Based on the remaining payment schedule of the bond and A’s basis in the bond, A’s yield is 7.92 percent, compounded semiannually. Therefore, the bond premium allocable to the accrual period is $645.29 ($5,000−$4,354.71). Although the accrual period ends on August 1, 1999, the qualified stated interest of $5,000 is not taken into income until February 1, 2000, the date it is received. Likewise, the bond premium of $645.29 is not taken into account until February 1, 2000.
Guide to Investment Bonds and Taxes
Before making any investment or trade, you should consider whether it is suitable for your particular circumstances and, as necessary, seek professional advice.
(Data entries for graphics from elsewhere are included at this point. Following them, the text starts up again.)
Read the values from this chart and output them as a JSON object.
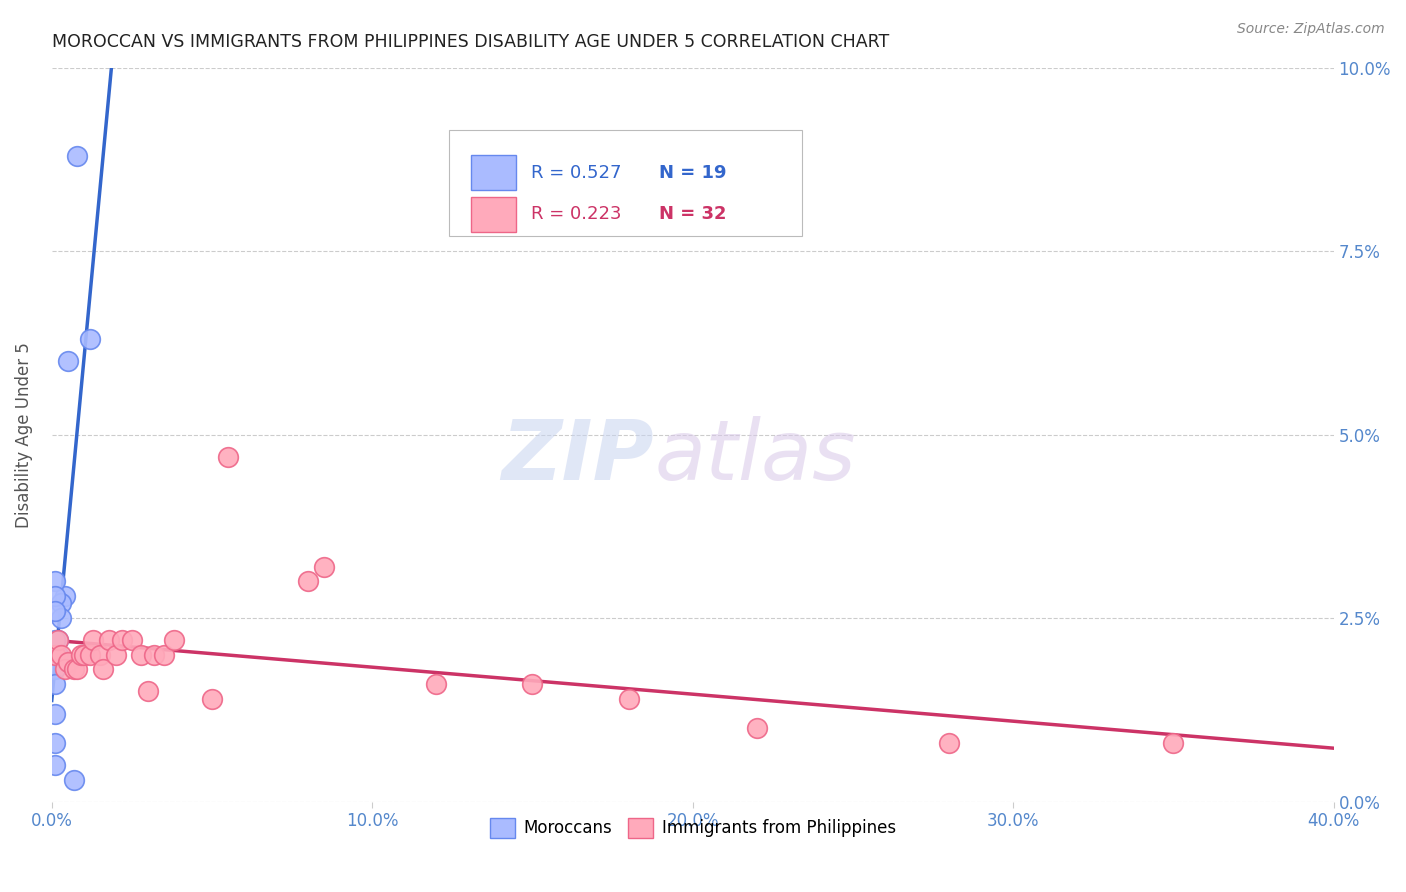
{
  "title": "MOROCCAN VS IMMIGRANTS FROM PHILIPPINES DISABILITY AGE UNDER 5 CORRELATION CHART",
  "source": "Source: ZipAtlas.com",
  "ylabel": "Disability Age Under 5",
  "xlim": [
    0.0,
    0.4
  ],
  "ylim": [
    0.0,
    0.1
  ],
  "xticks": [
    0.0,
    0.1,
    0.2,
    0.3,
    0.4
  ],
  "xticklabels": [
    "0.0%",
    "10.0%",
    "20.0%",
    "30.0%",
    "40.0%"
  ],
  "yticks": [
    0.0,
    0.025,
    0.05,
    0.075,
    0.1
  ],
  "yticklabels": [
    "0.0%",
    "2.5%",
    "5.0%",
    "7.5%",
    "10.0%"
  ],
  "moroccan_x": [
    0.008,
    0.005,
    0.004,
    0.003,
    0.003,
    0.002,
    0.002,
    0.001,
    0.001,
    0.001,
    0.001,
    0.001,
    0.001,
    0.001,
    0.001,
    0.001,
    0.001,
    0.012,
    0.007
  ],
  "moroccan_y": [
    0.088,
    0.06,
    0.028,
    0.027,
    0.025,
    0.022,
    0.02,
    0.03,
    0.028,
    0.026,
    0.022,
    0.02,
    0.018,
    0.016,
    0.012,
    0.008,
    0.005,
    0.063,
    0.003
  ],
  "philippines_x": [
    0.001,
    0.002,
    0.003,
    0.004,
    0.005,
    0.007,
    0.008,
    0.009,
    0.01,
    0.012,
    0.013,
    0.015,
    0.016,
    0.018,
    0.02,
    0.022,
    0.025,
    0.028,
    0.03,
    0.032,
    0.035,
    0.038,
    0.05,
    0.055,
    0.08,
    0.085,
    0.12,
    0.15,
    0.18,
    0.22,
    0.28,
    0.35
  ],
  "philippines_y": [
    0.02,
    0.022,
    0.02,
    0.018,
    0.019,
    0.018,
    0.018,
    0.02,
    0.02,
    0.02,
    0.022,
    0.02,
    0.018,
    0.022,
    0.02,
    0.022,
    0.022,
    0.02,
    0.015,
    0.02,
    0.02,
    0.022,
    0.014,
    0.047,
    0.03,
    0.032,
    0.016,
    0.016,
    0.014,
    0.01,
    0.008,
    0.008
  ],
  "moroccan_color": "#aabbff",
  "moroccan_edge": "#6688ee",
  "philippines_color": "#ffaabb",
  "philippines_edge": "#ee6688",
  "moroccan_line_color": "#3366cc",
  "philippines_line_color": "#cc3366",
  "R_moroccan": 0.527,
  "N_moroccan": 19,
  "R_philippines": 0.223,
  "N_philippines": 32,
  "watermark_zip": "ZIP",
  "watermark_atlas": "atlas",
  "background_color": "#ffffff",
  "grid_color": "#cccccc"
}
When you earn interest, the IRS expects you to report that income on your tax return. Whether or not that income is taxable depends on the type of bond you invest in.
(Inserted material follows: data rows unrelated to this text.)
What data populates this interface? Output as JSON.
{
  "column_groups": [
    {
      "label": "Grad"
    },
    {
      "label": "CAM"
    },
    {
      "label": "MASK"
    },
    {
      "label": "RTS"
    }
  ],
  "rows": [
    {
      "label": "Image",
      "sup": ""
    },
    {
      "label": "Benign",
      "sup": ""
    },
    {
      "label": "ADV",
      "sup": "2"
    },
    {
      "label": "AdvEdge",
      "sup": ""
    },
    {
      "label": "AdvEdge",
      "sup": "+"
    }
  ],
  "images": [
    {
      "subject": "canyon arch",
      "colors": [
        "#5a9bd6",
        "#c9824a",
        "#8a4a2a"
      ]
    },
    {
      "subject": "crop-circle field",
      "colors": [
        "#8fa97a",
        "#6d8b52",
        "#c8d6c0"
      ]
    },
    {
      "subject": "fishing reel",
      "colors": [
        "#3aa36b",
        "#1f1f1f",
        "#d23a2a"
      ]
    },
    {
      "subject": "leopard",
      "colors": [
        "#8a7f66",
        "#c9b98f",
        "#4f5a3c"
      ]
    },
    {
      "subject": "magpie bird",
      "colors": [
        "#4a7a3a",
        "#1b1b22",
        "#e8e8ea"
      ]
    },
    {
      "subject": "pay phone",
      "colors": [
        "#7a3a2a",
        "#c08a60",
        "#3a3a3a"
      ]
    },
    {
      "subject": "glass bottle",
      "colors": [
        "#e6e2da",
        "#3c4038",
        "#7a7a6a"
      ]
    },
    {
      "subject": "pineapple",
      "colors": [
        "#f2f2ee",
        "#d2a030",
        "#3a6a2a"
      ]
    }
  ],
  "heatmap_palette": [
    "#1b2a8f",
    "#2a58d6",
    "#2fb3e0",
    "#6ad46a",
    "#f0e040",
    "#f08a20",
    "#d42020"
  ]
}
What is the amortizable bond premium on tax exempt bonds?
What Is an Amortizable Bond Premium? The amortizable bond premium is a tax term that refers to the excess price paid for a bond over and above its face value. Depending on the type of bond, the premium can be tax-deductible and amortized over the life of the bond on a pro-rata basis.
You are required to report tax-exempt income
on Form 1040, and may be required to report it on your state tax return as well. The capital gain or loss of a bond with imputed interest is determined by subtracting both the purchase price and the imputed interest from the sale price. The imputed interest must be subtracted because it is implicit in the bond’s price and accrues over time; the interest from a coupon bond does not have to be subtracted because the interest is paid separately. If a bond, such as a callable bond, is redeemed https://accounting-services.net/bookkeeping-san-jose/ before maturity, and if the issuer pays more than the combined total of bond price plus accrued interest, then the excess is treated as a capital gain. When a coupon bond is purchased in the secondary market between interest payment dates, then the sale price includes accrued interest, which is the interest earned by the bond that has not been paid. The accrued interest of the purchased bond is treated as a return of capital, so the buyer of the bond can subtract the accrued interest from the interest reported on Form 1099-INT.
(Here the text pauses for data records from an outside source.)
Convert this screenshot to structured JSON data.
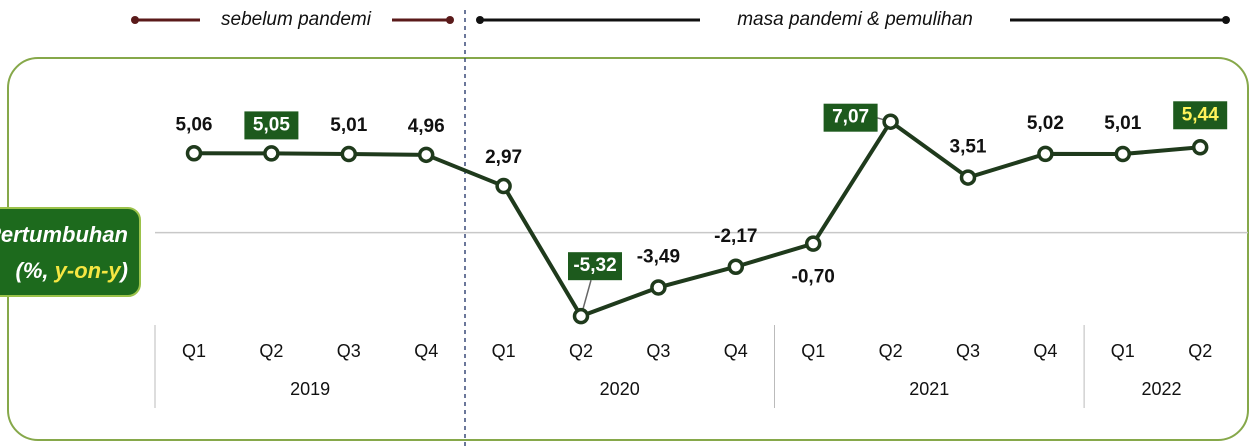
{
  "chart_data": {
    "type": "line",
    "periods": [
      "sebelum pandemi",
      "masa pandemi & pemulihan"
    ],
    "y_label": {
      "line1": "Pertumbuhan",
      "line2_parts": [
        "(%, ",
        "y-on-y",
        ")"
      ]
    },
    "categories": [
      "Q1",
      "Q2",
      "Q3",
      "Q4",
      "Q1",
      "Q2",
      "Q3",
      "Q4",
      "Q1",
      "Q2",
      "Q3",
      "Q4",
      "Q1",
      "Q2"
    ],
    "groups": [
      "2019",
      "2019",
      "2019",
      "2019",
      "2020",
      "2020",
      "2020",
      "2020",
      "2021",
      "2021",
      "2021",
      "2021",
      "2022",
      "2022"
    ],
    "series": [
      {
        "name": "Pertumbuhan",
        "color": "#1f3a1c",
        "values": [
          5.06,
          5.05,
          5.01,
          4.96,
          2.97,
          -5.32,
          -3.49,
          -2.17,
          -0.7,
          7.07,
          3.51,
          5.02,
          5.01,
          5.44
        ],
        "value_labels": [
          "5,06",
          "5,05",
          "5,01",
          "4,96",
          "2,97",
          "-5,32",
          "-3,49",
          "-2,17",
          "-0,70",
          "7,07",
          "3,51",
          "5,02",
          "5,01",
          "5,44"
        ]
      }
    ],
    "label_boxes": [
      {
        "index": 1,
        "text_color": "#ffffff"
      },
      {
        "index": 5,
        "text_color": "#ffffff"
      },
      {
        "index": 9,
        "text_color": "#ffffff"
      },
      {
        "index": 13,
        "text_color": "#fff35a"
      }
    ],
    "box_color": "#1d5a1d",
    "ylim": [
      -6.2,
      11
    ],
    "yticks": [
      0
    ],
    "grid": true
  }
}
Example of Tax Treatment of Accrued Interest to Both Buyer and Seller
If you’re a NY resident and purchase a NY tax-exempt bond, there is no issue—the federal and state tax treatment are the same. That is not the case when you buy an out-of-state municipal bond at a premium. The interest payments on the obligation are qualified stated interest. Therefore, the sum of all amounts payable on Should i recognize a bond premium amortization on tax exempt interest bonds? and if so where? the obligation (other than the interest payments) is $100,000. Under § 1.171–1, the amount of bond premium is $20,000 ($120,000—$100,000). See § 1.446–2(b) to determine the accrual period to which qualified stated interest is allocable and to determine the accrual of qualified stated interest within an accrual period.